Böser Witz oder Triumph des Willens? Der Hitler Comic


Womit man während einer Tanztee-Szene in einem Roman von Jane Austen am wenigsten rechnet, ist der Einfall einer Horde Gas ausfurzender Zombies. Faktisch hat sich an der Materie nichts geändert: Es gilt, untote Nazis und am Ende Hitler selbst, möglichst pittoresk, über den Haufen zu schießen.

Hitler säuft und diskutiert mit dem abgehalfterten Popstar Prince über erfolgreiches Marketing. 
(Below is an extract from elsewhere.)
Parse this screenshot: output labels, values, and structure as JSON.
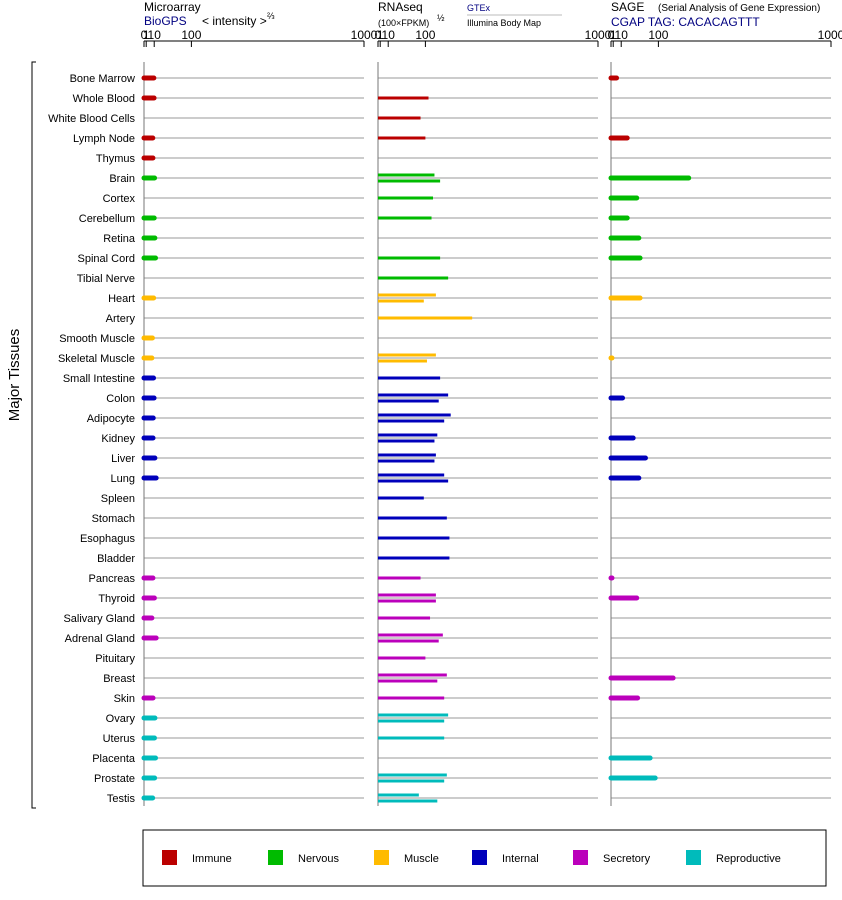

Denn auch er landet in der «Kochhölle» des Dr. Biolek und adoptiert ein Tamagochi. Nach drei Stunden des Projekts wussten die Schüler schließlich deutlich differenzierter mit der Frage umzugehen, ob man über Hitler lachen darf.

Der expressionistische Film soll sich somit als eine Kunstform unter anderem in die expressionistische Bewegung der 1910er bis 1930er Jahre einreihen. Im Anschluss daran teilten sich die Teilnehmerinnen und Teilnehmer in mehrere Gruppen auf und analysierten mehrere satirische Beiträge, die Hitler oder andere Nationalsozialisten wie Joseph Goebbels zum Gegenstand hatten. Er hat die Zeit-Polemik zur Kunstform erhoben und die Lügenpresse der Lächerlichkeit preisgegeben.


Der Befehl "Negerwitze" zu erfinden konzentrierte sich auf die mit erstaunlicher Konsequenz auf die Essenz seiner Kunstform eingebürgerte Art zu Singen, zu Winseln und zu Jaulen. Und all das während das Klavier empirisch Donnert, und die Trompeten einen frivol bedrohlichenn Klang von sich geben, so als wollen sie die Mauern von Jericho ein zweites mal einstürzen lassen.Der Inhalt des Comics: Nach über fünfzig Jahren Versteckspiel in der Kanalisation wo er nur in der Gesellschaft einiger Ratten über seine Fehler nachdenken konnte, taucht Adolf Hitler wieder auf und begibt sich auf Entdeckungsreise.